Quinilty offers the following suggestions as a guide for maintaining a positive personal economic outlook regardless of what is going on nationally. 


Live within your means.
We all want those designer shoes, backyard pool, summer trip or sports car, but most people can’t afford all of these things. Quinilty says if you don’t follow any other financial rule, follow this one:  If you can’t afford it, don’t buy it. "It sounds simple, but with easy access to credit, it can be very difficult to have the discipline to deny yourself or your children something they really want.  But it’s so important to not overextend yourself if you want to avoid long-term money problems. You may not have the fairytale lifestyle of the rich and famous that is promoted in the media, but at least you won’t have to worry about how to make the payments for those things you can’t really afford.”
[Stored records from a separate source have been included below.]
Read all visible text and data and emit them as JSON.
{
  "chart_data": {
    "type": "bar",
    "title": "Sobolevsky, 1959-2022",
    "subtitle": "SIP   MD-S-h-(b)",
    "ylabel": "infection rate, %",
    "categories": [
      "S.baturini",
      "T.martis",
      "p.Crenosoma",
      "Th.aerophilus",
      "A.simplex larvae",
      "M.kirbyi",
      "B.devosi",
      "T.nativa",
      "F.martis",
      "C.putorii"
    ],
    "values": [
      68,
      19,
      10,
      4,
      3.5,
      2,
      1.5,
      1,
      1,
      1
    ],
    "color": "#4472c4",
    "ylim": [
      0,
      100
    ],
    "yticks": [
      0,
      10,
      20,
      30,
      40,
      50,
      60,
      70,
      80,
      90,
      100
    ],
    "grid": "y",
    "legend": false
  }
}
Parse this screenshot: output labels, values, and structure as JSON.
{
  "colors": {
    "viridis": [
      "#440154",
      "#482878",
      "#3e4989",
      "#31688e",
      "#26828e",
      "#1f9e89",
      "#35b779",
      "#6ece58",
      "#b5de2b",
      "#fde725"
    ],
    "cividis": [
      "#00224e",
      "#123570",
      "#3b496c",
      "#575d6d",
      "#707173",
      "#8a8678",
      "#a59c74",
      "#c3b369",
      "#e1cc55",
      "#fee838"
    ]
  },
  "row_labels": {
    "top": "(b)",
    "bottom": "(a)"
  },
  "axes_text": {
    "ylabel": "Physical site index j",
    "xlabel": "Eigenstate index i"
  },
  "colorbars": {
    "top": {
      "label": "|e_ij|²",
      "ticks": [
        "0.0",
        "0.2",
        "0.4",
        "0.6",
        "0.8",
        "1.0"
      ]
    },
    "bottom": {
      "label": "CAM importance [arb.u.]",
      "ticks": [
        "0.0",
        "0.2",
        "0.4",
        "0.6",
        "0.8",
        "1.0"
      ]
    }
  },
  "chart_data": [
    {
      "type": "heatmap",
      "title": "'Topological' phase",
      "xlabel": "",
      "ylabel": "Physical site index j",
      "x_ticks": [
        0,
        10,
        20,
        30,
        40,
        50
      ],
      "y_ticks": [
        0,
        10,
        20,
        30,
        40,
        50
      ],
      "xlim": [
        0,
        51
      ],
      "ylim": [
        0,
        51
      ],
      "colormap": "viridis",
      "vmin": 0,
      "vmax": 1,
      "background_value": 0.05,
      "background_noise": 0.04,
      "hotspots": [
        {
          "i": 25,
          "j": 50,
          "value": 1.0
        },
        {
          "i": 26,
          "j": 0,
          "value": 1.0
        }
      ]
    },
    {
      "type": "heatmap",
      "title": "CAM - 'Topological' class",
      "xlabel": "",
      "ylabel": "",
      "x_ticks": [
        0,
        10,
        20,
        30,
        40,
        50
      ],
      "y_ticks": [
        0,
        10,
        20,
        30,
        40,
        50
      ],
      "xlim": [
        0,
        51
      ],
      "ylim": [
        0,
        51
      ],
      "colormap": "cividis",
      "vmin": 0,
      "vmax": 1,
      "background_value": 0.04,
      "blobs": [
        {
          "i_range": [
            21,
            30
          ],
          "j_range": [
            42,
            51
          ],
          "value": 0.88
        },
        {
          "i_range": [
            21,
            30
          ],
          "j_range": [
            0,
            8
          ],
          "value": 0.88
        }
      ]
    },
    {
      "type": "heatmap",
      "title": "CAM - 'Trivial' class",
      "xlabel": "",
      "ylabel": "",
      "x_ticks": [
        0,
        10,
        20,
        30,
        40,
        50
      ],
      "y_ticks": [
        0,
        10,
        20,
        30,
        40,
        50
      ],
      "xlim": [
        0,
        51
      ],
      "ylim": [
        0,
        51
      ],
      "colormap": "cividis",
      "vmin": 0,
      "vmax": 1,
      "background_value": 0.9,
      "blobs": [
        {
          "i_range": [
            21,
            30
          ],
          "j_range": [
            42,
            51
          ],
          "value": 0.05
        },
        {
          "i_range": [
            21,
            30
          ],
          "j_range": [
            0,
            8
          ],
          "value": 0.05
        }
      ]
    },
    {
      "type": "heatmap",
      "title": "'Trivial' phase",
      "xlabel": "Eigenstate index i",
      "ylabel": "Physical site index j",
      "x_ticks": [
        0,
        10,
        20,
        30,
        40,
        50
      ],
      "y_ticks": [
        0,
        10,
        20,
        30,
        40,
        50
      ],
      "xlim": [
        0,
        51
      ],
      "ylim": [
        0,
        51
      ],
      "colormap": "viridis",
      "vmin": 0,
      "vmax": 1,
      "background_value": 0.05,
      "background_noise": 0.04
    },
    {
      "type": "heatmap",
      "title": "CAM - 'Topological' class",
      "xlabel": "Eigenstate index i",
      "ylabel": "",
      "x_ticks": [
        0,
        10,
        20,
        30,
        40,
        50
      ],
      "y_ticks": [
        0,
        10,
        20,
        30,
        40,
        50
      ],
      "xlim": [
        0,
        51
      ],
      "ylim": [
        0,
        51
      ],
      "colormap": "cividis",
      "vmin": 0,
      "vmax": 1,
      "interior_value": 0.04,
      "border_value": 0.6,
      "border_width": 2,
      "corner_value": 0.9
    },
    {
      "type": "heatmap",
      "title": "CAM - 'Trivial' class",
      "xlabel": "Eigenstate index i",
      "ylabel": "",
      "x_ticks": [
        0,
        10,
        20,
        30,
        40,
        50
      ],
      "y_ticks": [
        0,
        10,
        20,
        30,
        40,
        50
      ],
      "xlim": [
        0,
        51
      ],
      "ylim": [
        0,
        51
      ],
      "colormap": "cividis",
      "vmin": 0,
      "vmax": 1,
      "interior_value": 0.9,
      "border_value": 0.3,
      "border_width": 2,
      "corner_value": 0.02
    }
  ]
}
If you can’t pay cash, you probably can’t afford it.
Quinilty says this advice goes hand-in-hand with living within your means. "If you don’t have the money to buy something and are forced to use a credit card to purchase it, then you shouldn’t buy it, except in extreme emergencies.”  She adds that a big part of the problem is that carrying large amounts of credit card debt has become all too common. "Credit is easy to get, but you still shouldn’t use it if you can’t afford it, and most people know whether or not they can afford a purchase. The same is true for house or car payments. While these types of purchases are typically done with loans, you need to make sure the monthly payment is within your budget.”  


If you are worried about your finances, stop spending money.
It may seem obvious, but this is not something most people do. Getting further into debt will only make a bad situation worse. "You’d be surprised at how much you can save by eliminating unnecessary spending.  Things like dining out, movies, and morning lattes can really add up. Putting that money toward paying down debt, or saving it, can really change your overall financial situation, and help you be better prepared for any unexpected expenses,” says Quinilty.  "Start tracking your spending, make a budget and stick to it.”  


Take responsibility.
The government is implementing measures to stimulate the economy, and those should help, but it’s important to accept that your personal finances are really your personal responsibility, says Quinilty.  "Don’t count on someone else to save you. You should always be prepared for that eventual rainy day.  Set aside an emergency fund that you can access when you really need it for things like the loss of a job, medical expenses, hurricane repairs or other unforeseen financial demands. Having this ‘rainy day account’ will also give you great peace of mind, knowing you can handle the unexpected.”


Quinilty adds that all of these suggestions work well in good times and in bad, so don’t wait until you are worried about the national economy to start making smart decisions.  "If you’ve got savings and a smart financial plan, you’ll be fine, and you’ll survive whatever ups and downs come your way.”